Aunque no ha perdido voz, Fronio ya sólo canta cuando Merino y Caballero –cosas del compadreo- se lo piden. La Regia es un liceo del bello canto, donde ejecutan su virtuosismo los supervivientes de los coros agrupados en la peña del Jarro, que todos los domingos y festivos de seis a ocho propagan su arte «de una forma catacumbal y beoda». La bodega dispensa vino en jarritas de barro con su nombre elaboradas en los alfares de Jiménez de Jamuz, donde sedujeron a Gaudí para su palacio astorgano. También el cronista frecuentó La Regia con su peña la Ceranda, «de señoritos y señoritas más o menos literarios y literarias». Aledaño con La Regia está El Ruedo, «tasca de ruido y alterne… donde al vino lo llaman goma en el trasiego de porrones… Cosas del casticismo». El Ruedo ilustra la pared del mostrador con «fotografías, estampas de toros, billetes de lotería y una evocación de Bailaor, el toro que mató a Joselito en Talavera».

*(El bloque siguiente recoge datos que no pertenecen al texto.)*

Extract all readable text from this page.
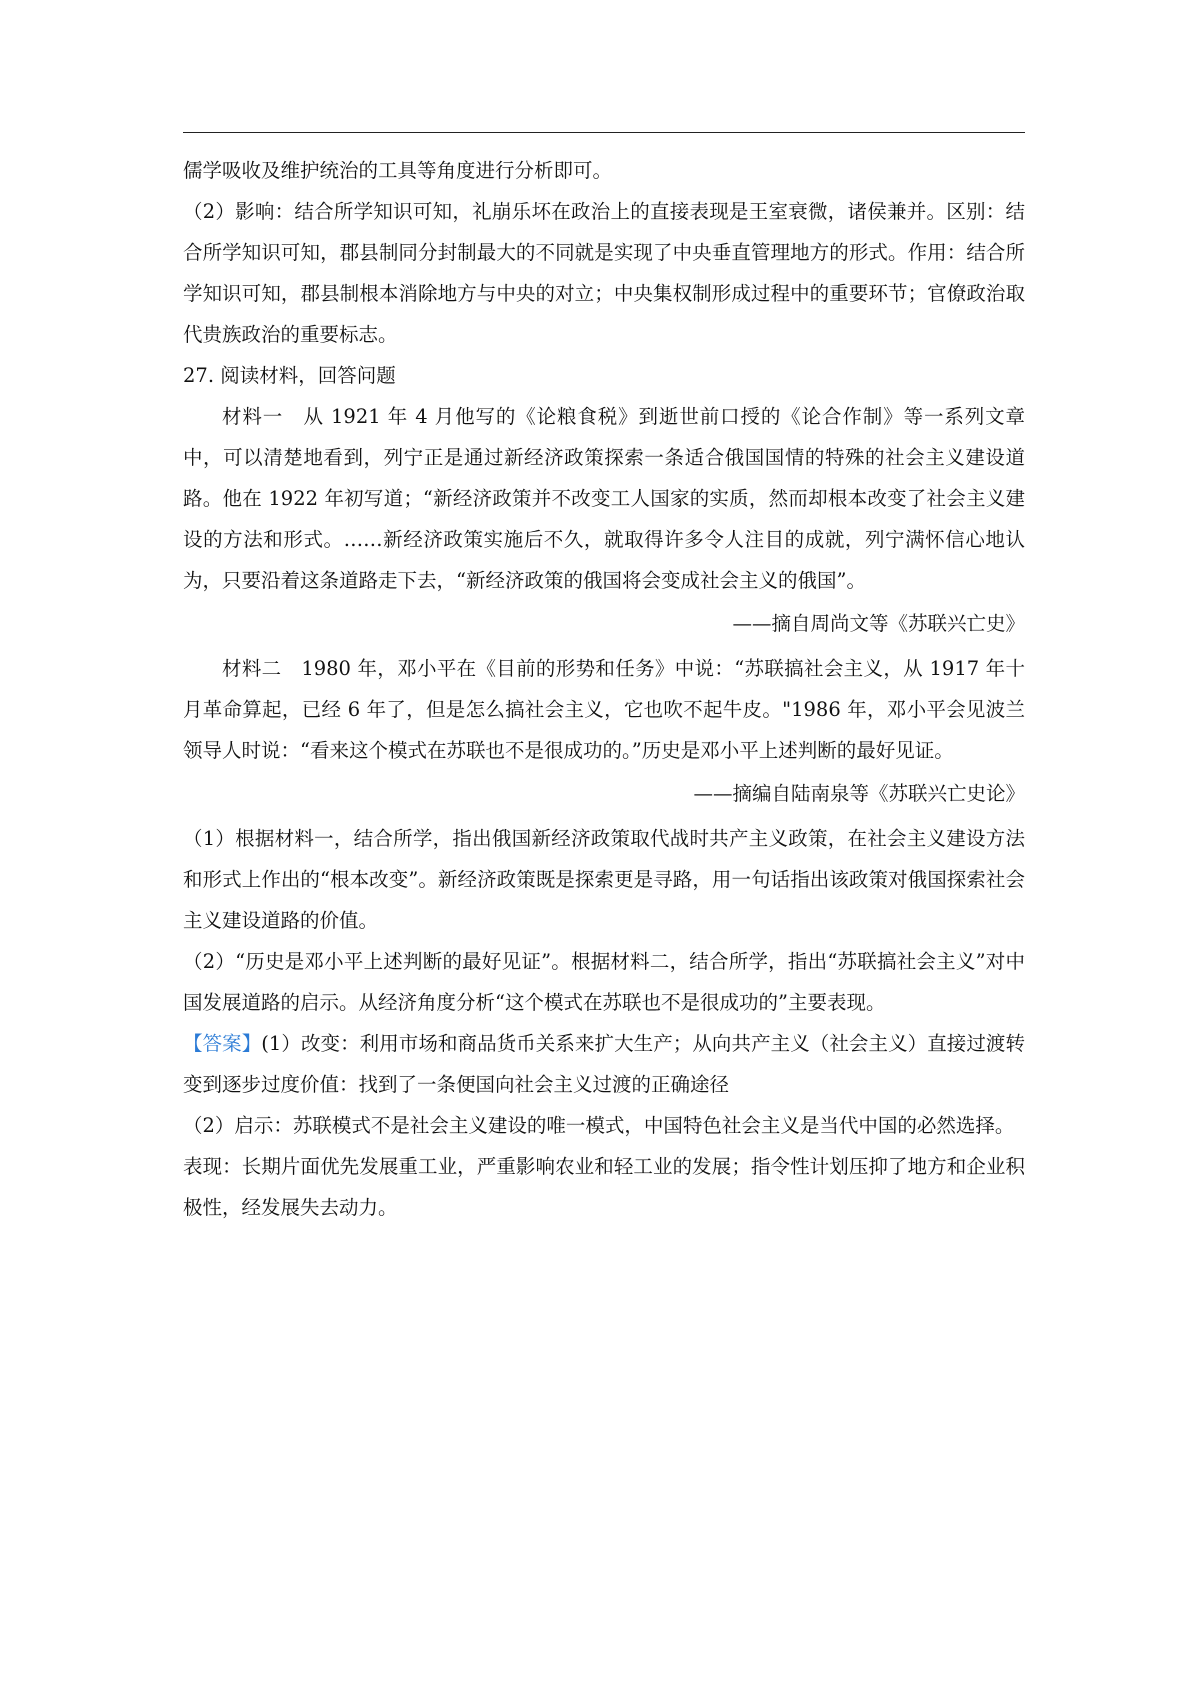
儒学吸收及维护统治的工具等角度进行分析即可。

（2）影响：结合所学知识可知，礼崩乐坏在政治上的直接表现是王室衰微，诸侯兼并。区别：结合所学知识可知，郡县制同分封制最大的不同就是实现了中央垂直管理地方的形式。作用：结合所学知识可知，郡县制根本消除地方与中央的对立；中央集权制形成过程中的重要环节；官僚政治取代贵族政治的重要标志。

27. 阅读材料，回答问题

材料一　从 1921 年 4 月他写的《论粮食税》到逝世前口授的《论合作制》等一系列文章中，可以清楚地看到，列宁正是通过新经济政策探索一条适合俄国国情的特殊的社会主义建设道路。他在 1922 年初写道；“新经济政策并不改变工人国家的实质，然而却根本改变了社会主义建设的方法和形式。……新经济政策实施后不久，就取得许多令人注目的成就，列宁满怀信心地认为，只要沿着这条道路走下去，“新经济政策的俄国将会变成社会主义的俄国”。

——摘自周尚文等《苏联兴亡史》

材料二　1980 年，邓小平在《目前的形势和任务》中说：“苏联搞社会主义，从 1917 年十月革命算起，已经 6 年了，但是怎么搞社会主义，它也吹不起牛皮。"1986 年，邓小平会见波兰领导人时说：“看来这个模式在苏联也不是很成功的。”历史是邓小平上述判断的最好见证。

——摘编自陆南泉等《苏联兴亡史论》

（1）根据材料一，结合所学，指出俄国新经济政策取代战时共产主义政策，在社会主义建设方法和形式上作出的“根本改变”。新经济政策既是探索更是寻路，用一句话指出该政策对俄国探索社会主义建设道路的价值。

（2）“历史是邓小平上述判断的最好见证”。根据材料二，结合所学，指出“苏联搞社会主义”对中国发展道路的启示。从经济角度分析“这个模式在苏联也不是很成功的”主要表现。

【答案】(1）改变：利用市场和商品货币关系来扩大生产；从向共产主义（社会主义）直接过渡转变到逐步过度价值：找到了一条便国向社会主义过渡的正确途径

（2）启示：苏联模式不是社会主义建设的唯一模式，中国特色社会主义是当代中国的必然选择。

表现：长期片面优先发展重工业，严重影响农业和轻工业的发展；指令性计划压抑了地方和企业积极性，经发展失去动力。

Aquí hacen ronda a diario Agapito el castañero, el hombre que rifa caramelos y Vicentín, que a veces rifa un reloj y no bebe mientras trabaja. Ya de retirada, todas las noches toma en el Madrid «una copa con unas gotitas de recuelo, que le dan al orujo irisación de buen coñac». El Valdesogo, de la travesía de Carnicerías, que cura en Rodiezmo el chorizo y la cecina de su especialidad, El Bodegón del Cid, donde encalaron los murales pintados por Vela Zanetti, cuya huella busca la clientela más avisada «escarbando con la uña en las paredes», y Casa Alfredo, en Ramón y Cajal, donde «al vaso grande lo llaman chanqueiro» y lo ponen «con tapa de pescado».

La estaciones del vino tertuliado prosiguen por el 2 de Mayo, en la Rúa de los Francos, Casa Flórez, en la esquina de Serranos con la plaza del Vizconde, Casa Pepín, en Puerta Obispo con sus sopas de ajo picantes, y la vigente Casa Benito, en el ángulo de la plaza Mayor con las escalerillas que descienden a la Puerta del Sol. El número 14 lo hacía Villa Evarista con su juego de bolos que cumple 25 años, mencionada al paso por el 2 de Mayo: «los que lleva uno por la vida jugando a todo, menos a los bolos».